Friday evening traffic in Manhattan.

Resilience. It’s a word that’s often used to describe New Yorkers. And that toughness was perhaps never tested as much as during the height of the COVID-19 pandemic, especially when it came to the city’s essential workers.

While many residents had the ability to work from home, nurses, police officers, firefighters, and other government workers didn’t have that luxury and they were forced to put their lives on the line to help others.

With Staten Island Ferry service slowed and the historic overnight closures of the subway system, many of these first responders turned to rideshare. Data from Lyft shows riders who used its platform during that time were almost three times as likely to work an essential job. Drivers, who were also deemed essential, gave hundreds of thousands of rides to these workers who needed a safe way to commute. Those same workers were celebrated and applauded daily for all they did for all of New York City.

And yet, it is those same heroes of the pandemic who will suffer under the misguided tax plan known as congestion pricing. Police, Sanitation, and other government workers have long called Staten Island home, thanks to its affordability when compared to the other boroughs, great schools, and safer neighborhoods. Yet that affordability is now being threatened by a pricing program to fund a system that consistently underinvests in our great borough.

These New Yorkers, who already contribute to the city in meaningful ways, will now have to contribute more and more of their city pay even though their paychecks pale in comparison to the earnings of many office workers in Manhattan. The starting salary for city firefighters is only a little more than $45,000. Those who are starting out in the Sanitation Department take home even less.

These essential workers have already given so much to our city and now the city is sticking its hand out for more. Take rideshare drivers for example: it’s the only industry that currently pays a congestion pricing fee to the MTA and has for years. It’s already adding more than $1 billion to the MTA’s budget.

And while they’ll be tolled just once a day under the MTA’s latest pricing plan, these drivers will still have to shoulder the burden of yet another fee, demonstrating there is no limit to what the MTA will take from New Yorkers who keep New York City moving, and keep the city safe.

And if drivers can no longer afford to drive, that equates to lost jobs for New York City for-hire vehicle drivers, many of whom call Staten Island and Brooklyn home.
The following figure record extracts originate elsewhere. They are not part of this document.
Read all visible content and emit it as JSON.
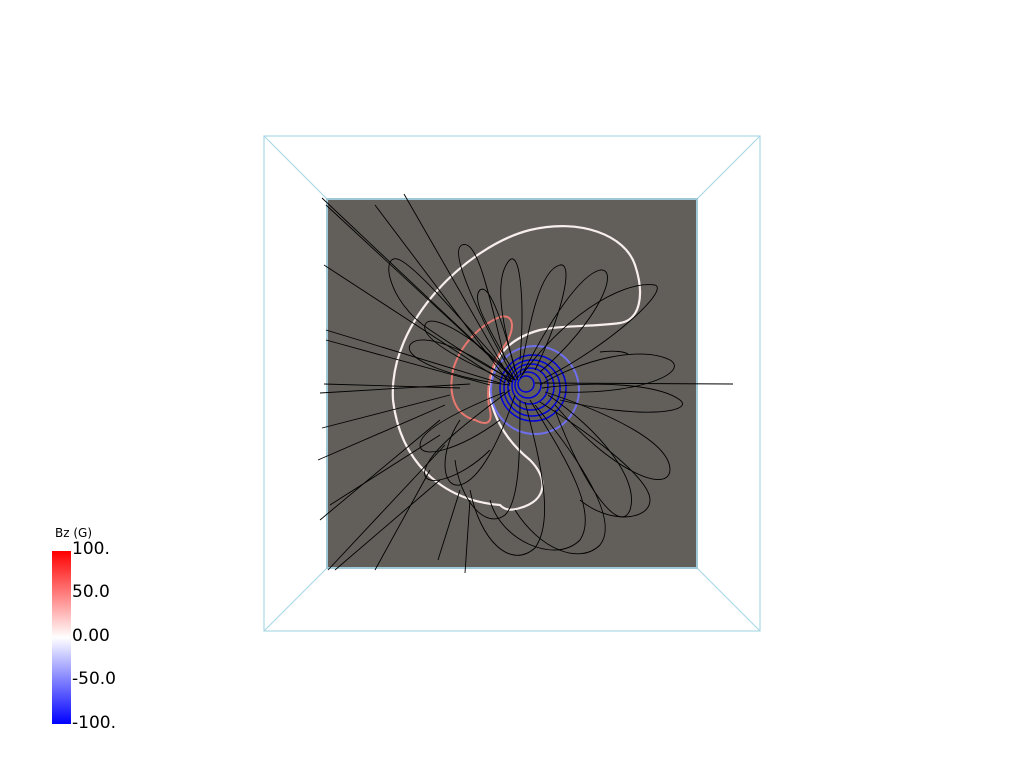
{
  "colorbar": {
    "title": "Bz (G)",
    "ticks": [
      "100.",
      "50.0",
      "0.00",
      "-50.0",
      "-100."
    ],
    "range": [
      -100,
      100
    ],
    "colors": {
      "max": "#ff0000",
      "mid": "#ffffff",
      "min": "#0000ff"
    }
  },
  "scene": {
    "background": "#ffffff",
    "plane_color": "#625f5a",
    "outline_color": "#add8e6",
    "field_line_color": "#000000",
    "contours": [
      {
        "level": 50,
        "color": "#e87870"
      },
      {
        "level": 0,
        "color": "#f8eeee"
      },
      {
        "level": -50,
        "color": "#7070ee"
      },
      {
        "level": -100,
        "color": "#0000dd"
      }
    ]
  }
}
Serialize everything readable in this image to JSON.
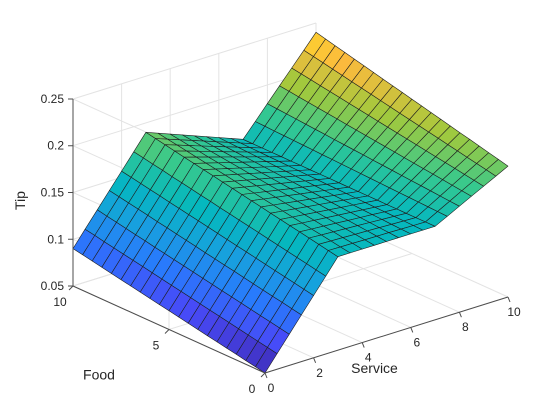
{
  "chart_data": {
    "type": "surface",
    "title": "",
    "xlabel": "Service",
    "ylabel": "Food",
    "zlabel": "Tip",
    "xlim": [
      0,
      10
    ],
    "ylim": [
      0,
      10
    ],
    "zlim": [
      0.05,
      0.25
    ],
    "x_ticks": [
      0,
      2,
      4,
      6,
      8,
      10
    ],
    "x_tick_labels": [
      "0",
      "2",
      "4",
      "6",
      "8",
      "10"
    ],
    "y_ticks": [
      0,
      5,
      10
    ],
    "y_tick_labels": [
      "0",
      "5",
      "10"
    ],
    "z_ticks": [
      0.05,
      0.1,
      0.15,
      0.2,
      0.25
    ],
    "z_tick_labels": [
      "0.05",
      "0.1",
      "0.15",
      "0.2",
      "0.25"
    ],
    "grid": true,
    "colormap": "parula",
    "mesh_samples": 21,
    "corner_values": {
      "service_0_food_0": 0.05,
      "service_0_food_10": 0.09,
      "service_3_food_3": 0.15,
      "service_3_food_10": 0.19,
      "service_7_food_0": 0.15,
      "service_7_food_10": 0.15,
      "service_10_food_0": 0.19,
      "service_10_food_10": 0.24
    }
  }
}
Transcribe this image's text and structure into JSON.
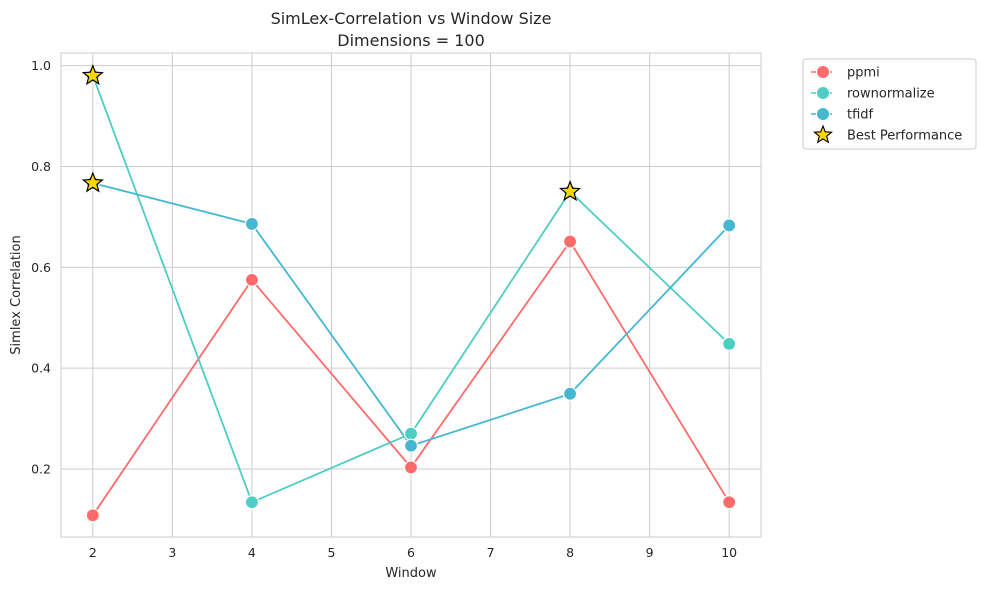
{
  "chart_data": {
    "type": "line",
    "title": "SimLex-Correlation vs Window Size",
    "subtitle": "Dimensions = 100",
    "xlabel": "Window",
    "ylabel": "Simlex Correlation",
    "x": [
      2,
      4,
      6,
      8,
      10
    ],
    "xlim": [
      1.6,
      10.4
    ],
    "ylim": [
      0.065,
      1.025
    ],
    "xticks": [
      2,
      3,
      4,
      5,
      6,
      7,
      8,
      9,
      10
    ],
    "yticks": [
      0.2,
      0.4,
      0.6,
      0.8,
      1.0
    ],
    "ytick_labels": [
      "0.2",
      "0.4",
      "0.6",
      "0.8",
      "1.0"
    ],
    "grid": true,
    "legend_position": "outside-top-right",
    "series": [
      {
        "name": "ppmi",
        "color": "#ff6b6b",
        "values": [
          0.108,
          0.575,
          0.203,
          0.651,
          0.134
        ]
      },
      {
        "name": "rownormalize",
        "color": "#4ecdc4",
        "values": [
          0.98,
          0.134,
          0.27,
          0.75,
          0.448
        ]
      },
      {
        "name": "tfidf",
        "color": "#45b7d1",
        "values": [
          0.767,
          0.686,
          0.246,
          0.349,
          0.683
        ]
      }
    ],
    "best_points": [
      {
        "x": 2,
        "y": 0.98
      },
      {
        "x": 2,
        "y": 0.767
      },
      {
        "x": 8,
        "y": 0.75
      }
    ],
    "best_label": "Best Performance",
    "best_color": "#ffd700"
  }
}
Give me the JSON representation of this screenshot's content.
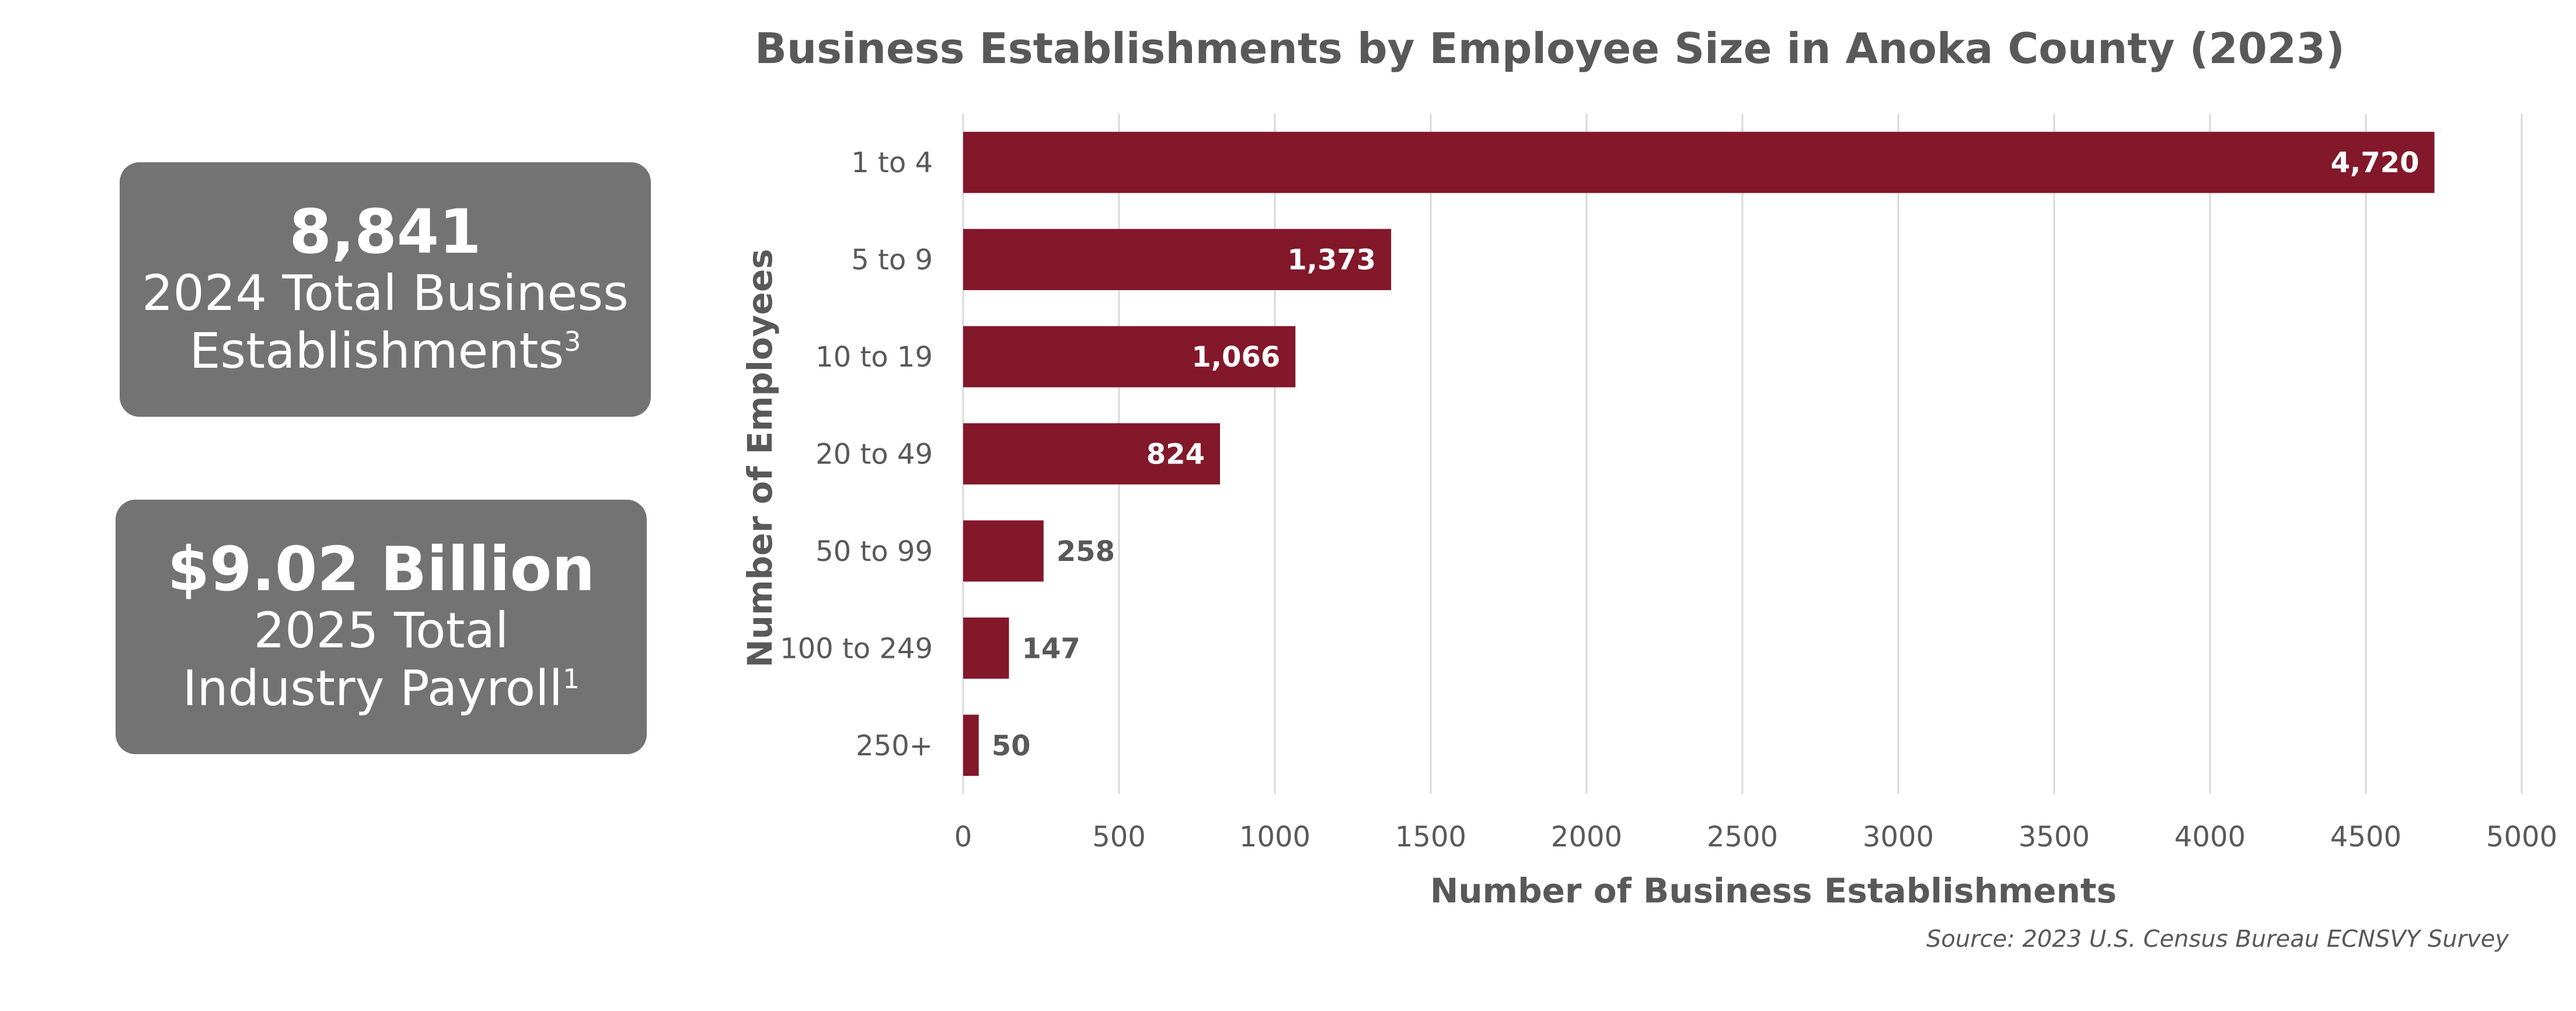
{
  "stat_cards": [
    {
      "value": "8,841",
      "line1": "2024 Total Business",
      "line2": "Establishments",
      "sup": "3"
    },
    {
      "value": "$9.02 Billion",
      "line1": "2025 Total",
      "line2": "Industry Payroll",
      "sup": "1"
    }
  ],
  "source": "Source: 2023 U.S. Census Bureau ECNSVY Survey",
  "chart_data": {
    "type": "bar",
    "orientation": "horizontal",
    "title": "Business Establishments by Employee Size in Anoka County (2023)",
    "xlabel": "Number of Business Establishments",
    "ylabel": "Number of Employees",
    "categories": [
      "1 to 4",
      "5 to 9",
      "10 to 19",
      "20 to 49",
      "50 to 99",
      "100 to 249",
      "250+"
    ],
    "values": [
      4720,
      1373,
      1066,
      824,
      258,
      147,
      50
    ],
    "value_labels": [
      "4,720",
      "1,373",
      "1,066",
      "824",
      "258",
      "147",
      "50"
    ],
    "xlim": [
      0,
      5000
    ],
    "xticks": [
      0,
      500,
      1000,
      1500,
      2000,
      2500,
      3000,
      3500,
      4000,
      4500,
      5000
    ],
    "grid": "vertical",
    "bar_color": "#82182A",
    "grid_color": "#D9D9D9"
  }
}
New York’s working- and middle-class are this city’s lifeblood. Why should we make it harder and harder for these New Yorkers to live here? These are the same people forced to cover the cost of an unfair property tax system and now some politicians want to keep tacking on fee after fee just for them to move around. It’s just absurd.

Perhaps as the Traffic Mobility Review Board develops recommended rates for the tolling program, the members could find a way to make it a fairer system for all, rather than hurting the essential workers it needs the most. Let’s find another way to ensure these municipal workers aren’t punished for putting their lives on the line every day to keep New York City safe.

Scarcella-Spanton represents New York’s 23rd State Senate District, covering the North and East Shores of Staten Island and Southern Brooklyn. She also serves as chair of the Veterans, Homeland Security and Military Affairs Committee.